Mengabarkan Degup Kebahagiaan, demikian tagline yang tertera di Jurnaba, sebagai cara pandang optimistis dan pesimistis secara bersamaan.
** **
Teman saya itu saat ini barangkali telah lupa dengan apa yang saya tanyakan beberapa tahun silam. Ia mungkin terlampau sibuk bersenang-senang dengan mesin fotokopi, menikmati es teh jumbo, atau tengah mempersiapkan kecap sebagai kudapan makan nanti malam.
Ia rasanya tak khawatir dengan dunia kampus. Toh, kebahagiaan semestinya adalah hal sederhana dan tak bersyarat, bukan?
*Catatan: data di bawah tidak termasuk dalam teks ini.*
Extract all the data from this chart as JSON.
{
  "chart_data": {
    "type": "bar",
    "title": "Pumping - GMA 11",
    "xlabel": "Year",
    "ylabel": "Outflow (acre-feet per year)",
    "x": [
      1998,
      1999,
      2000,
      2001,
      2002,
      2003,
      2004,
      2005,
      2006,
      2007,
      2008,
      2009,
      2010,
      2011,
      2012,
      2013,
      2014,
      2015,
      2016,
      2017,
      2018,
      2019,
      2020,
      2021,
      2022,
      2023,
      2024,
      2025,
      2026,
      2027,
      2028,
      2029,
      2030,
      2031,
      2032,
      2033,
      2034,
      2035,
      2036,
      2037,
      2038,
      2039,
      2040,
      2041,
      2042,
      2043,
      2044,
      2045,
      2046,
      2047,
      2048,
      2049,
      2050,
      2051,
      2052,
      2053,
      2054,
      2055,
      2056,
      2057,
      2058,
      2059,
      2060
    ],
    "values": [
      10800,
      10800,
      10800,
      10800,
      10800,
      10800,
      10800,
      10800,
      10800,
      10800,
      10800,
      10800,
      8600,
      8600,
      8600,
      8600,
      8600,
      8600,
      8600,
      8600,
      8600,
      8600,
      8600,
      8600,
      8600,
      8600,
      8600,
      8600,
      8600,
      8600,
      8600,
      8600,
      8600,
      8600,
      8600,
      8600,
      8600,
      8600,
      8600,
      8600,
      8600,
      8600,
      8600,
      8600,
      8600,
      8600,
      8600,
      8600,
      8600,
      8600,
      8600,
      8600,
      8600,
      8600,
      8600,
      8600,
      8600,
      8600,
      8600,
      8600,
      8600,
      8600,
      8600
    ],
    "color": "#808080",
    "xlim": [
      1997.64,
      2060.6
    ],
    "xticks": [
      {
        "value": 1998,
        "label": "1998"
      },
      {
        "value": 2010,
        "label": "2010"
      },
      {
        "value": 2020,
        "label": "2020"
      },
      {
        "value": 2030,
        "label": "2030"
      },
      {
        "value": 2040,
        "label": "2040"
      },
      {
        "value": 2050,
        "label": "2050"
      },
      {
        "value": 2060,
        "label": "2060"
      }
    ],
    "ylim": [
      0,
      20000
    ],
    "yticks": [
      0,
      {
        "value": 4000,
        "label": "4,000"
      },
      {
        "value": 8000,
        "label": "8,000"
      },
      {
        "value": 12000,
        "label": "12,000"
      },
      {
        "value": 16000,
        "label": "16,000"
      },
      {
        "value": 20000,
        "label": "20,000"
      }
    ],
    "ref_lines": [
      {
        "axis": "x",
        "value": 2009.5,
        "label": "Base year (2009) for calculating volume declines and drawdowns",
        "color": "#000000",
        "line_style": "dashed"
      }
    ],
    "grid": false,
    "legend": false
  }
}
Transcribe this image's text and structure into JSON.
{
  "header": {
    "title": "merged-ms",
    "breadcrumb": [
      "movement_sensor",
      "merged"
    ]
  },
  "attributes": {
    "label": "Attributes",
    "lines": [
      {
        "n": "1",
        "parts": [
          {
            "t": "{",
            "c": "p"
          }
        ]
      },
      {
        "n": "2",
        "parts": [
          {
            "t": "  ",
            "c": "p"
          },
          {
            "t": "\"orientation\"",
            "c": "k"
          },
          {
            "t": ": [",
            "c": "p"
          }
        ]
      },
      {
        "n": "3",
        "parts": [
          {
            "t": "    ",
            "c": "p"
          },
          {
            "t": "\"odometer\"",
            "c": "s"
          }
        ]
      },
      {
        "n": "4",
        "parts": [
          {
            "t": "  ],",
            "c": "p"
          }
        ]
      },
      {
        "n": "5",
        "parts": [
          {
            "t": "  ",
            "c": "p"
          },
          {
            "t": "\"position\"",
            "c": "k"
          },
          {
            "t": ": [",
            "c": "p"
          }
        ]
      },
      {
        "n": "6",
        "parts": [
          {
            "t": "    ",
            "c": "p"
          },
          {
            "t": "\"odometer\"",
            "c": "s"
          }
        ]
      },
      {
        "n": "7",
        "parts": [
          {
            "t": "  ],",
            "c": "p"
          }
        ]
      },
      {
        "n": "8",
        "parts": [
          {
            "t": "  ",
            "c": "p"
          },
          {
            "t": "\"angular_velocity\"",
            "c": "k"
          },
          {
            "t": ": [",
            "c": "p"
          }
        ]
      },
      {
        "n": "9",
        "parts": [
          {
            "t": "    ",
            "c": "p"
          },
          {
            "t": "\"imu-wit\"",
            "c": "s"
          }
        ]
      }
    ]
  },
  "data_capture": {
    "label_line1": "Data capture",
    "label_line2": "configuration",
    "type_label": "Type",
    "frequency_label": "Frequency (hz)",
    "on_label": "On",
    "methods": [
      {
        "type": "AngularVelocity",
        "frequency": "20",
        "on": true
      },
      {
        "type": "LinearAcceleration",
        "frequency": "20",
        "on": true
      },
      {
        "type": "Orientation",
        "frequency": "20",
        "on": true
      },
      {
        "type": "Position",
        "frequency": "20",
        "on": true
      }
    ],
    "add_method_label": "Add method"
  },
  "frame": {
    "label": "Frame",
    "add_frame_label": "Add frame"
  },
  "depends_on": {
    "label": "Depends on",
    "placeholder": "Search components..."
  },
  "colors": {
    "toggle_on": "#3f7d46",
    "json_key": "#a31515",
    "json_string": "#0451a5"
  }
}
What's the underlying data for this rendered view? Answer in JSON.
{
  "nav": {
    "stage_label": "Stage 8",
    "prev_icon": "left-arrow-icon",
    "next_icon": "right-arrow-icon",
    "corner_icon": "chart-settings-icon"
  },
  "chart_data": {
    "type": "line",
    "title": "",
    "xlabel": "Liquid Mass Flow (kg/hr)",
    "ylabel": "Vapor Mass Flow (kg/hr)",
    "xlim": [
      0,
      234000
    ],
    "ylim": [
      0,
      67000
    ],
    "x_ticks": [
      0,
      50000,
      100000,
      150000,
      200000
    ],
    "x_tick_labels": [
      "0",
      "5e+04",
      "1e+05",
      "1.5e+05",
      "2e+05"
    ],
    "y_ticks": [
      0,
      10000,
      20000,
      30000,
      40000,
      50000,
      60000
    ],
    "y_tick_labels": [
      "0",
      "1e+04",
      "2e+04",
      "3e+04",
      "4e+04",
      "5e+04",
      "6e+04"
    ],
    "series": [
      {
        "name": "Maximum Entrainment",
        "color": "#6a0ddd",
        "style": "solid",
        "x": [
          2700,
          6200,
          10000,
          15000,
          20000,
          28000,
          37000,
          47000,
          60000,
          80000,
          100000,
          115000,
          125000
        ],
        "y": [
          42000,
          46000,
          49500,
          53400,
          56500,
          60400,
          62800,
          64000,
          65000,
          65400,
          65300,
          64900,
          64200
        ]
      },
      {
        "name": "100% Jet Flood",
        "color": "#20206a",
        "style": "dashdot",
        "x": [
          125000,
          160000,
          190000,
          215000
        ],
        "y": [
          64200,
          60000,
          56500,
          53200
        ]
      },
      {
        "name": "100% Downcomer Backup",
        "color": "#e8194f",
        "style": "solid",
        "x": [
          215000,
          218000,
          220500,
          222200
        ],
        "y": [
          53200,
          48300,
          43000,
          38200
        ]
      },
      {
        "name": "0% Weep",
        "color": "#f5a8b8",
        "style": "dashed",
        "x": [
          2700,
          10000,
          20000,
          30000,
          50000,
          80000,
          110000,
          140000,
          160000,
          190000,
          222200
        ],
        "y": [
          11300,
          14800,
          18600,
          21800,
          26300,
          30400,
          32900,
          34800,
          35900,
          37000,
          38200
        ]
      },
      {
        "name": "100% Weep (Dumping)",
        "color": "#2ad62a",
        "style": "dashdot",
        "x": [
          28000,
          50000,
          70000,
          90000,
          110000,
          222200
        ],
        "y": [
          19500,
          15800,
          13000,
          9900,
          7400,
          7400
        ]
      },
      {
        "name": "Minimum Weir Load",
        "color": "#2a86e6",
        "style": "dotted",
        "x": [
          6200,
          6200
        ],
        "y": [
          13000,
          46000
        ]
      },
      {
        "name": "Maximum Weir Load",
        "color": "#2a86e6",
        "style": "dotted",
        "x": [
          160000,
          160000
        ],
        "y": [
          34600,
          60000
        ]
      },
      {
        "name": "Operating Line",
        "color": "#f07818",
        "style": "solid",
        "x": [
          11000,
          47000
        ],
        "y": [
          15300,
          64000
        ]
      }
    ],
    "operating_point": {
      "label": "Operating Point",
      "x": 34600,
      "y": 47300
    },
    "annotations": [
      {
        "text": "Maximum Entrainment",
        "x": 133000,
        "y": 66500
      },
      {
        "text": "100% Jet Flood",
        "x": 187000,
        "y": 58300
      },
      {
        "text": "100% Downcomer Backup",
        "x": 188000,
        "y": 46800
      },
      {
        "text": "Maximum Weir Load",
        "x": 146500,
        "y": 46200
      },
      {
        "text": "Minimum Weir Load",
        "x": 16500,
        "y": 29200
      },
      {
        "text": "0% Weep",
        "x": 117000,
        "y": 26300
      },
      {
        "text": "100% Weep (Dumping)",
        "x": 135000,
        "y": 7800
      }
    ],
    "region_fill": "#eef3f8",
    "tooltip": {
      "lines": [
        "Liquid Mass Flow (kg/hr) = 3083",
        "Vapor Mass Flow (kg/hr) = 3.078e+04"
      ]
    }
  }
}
Sisi kehidupan mengajari kebijaksanaan yang penting. Ia menjadi medium saya dalam menghadapi apa saja, termasuk gembira, sedih, putus asa, atau suka hati.
Orang-orang terdahulu yang saya kenal, kerap mengajari saya untuk berpikir bahwa semuanya baik-baik saja, akan menjadi beres, dan akan menjadi sempurna. Mereka tak memberi peluang saya untuk merasa takut, gelisah, dan sadar betul bahwa kehidupan tak semulus itu.
Namun, bagian lain dari hidup saya saat ini, sering mengilhami saya untuk bersedia menerima apa yang terjadi. Itu berupa gagal, sedih, dan rapuh. Kita tak sepenuhnya perlu baik-baik saja bukan?
Hidup, saya kira adalah anugrah penting yang tak bisa dijelaskan dengan kata-kata. Kita tak pernah tahu mengapa kita yang dipilih untuk lahir dan menjalani hidup sebagai manusia, bukannya kucing, kepiting, atau rumput laut.
Marsha Timothy dalam sebuah film berjudul Toko Barang Mantan mengungkapkan kalimat menarik pada Reza Rahardian, lawan mainnya. “Semestinya, mencintai itu tanpa syarat. Cinta ya cinta,” katanya.
Jika boleh menerapkannya pada kehidupan, saya juga ingin mengungkapkan hal yang sama pada dunia: “Semestinya mencintai hidup juga tak memerlukan syarat. Termasuk pada hal yang membuatnya terlihat tak sempurna.”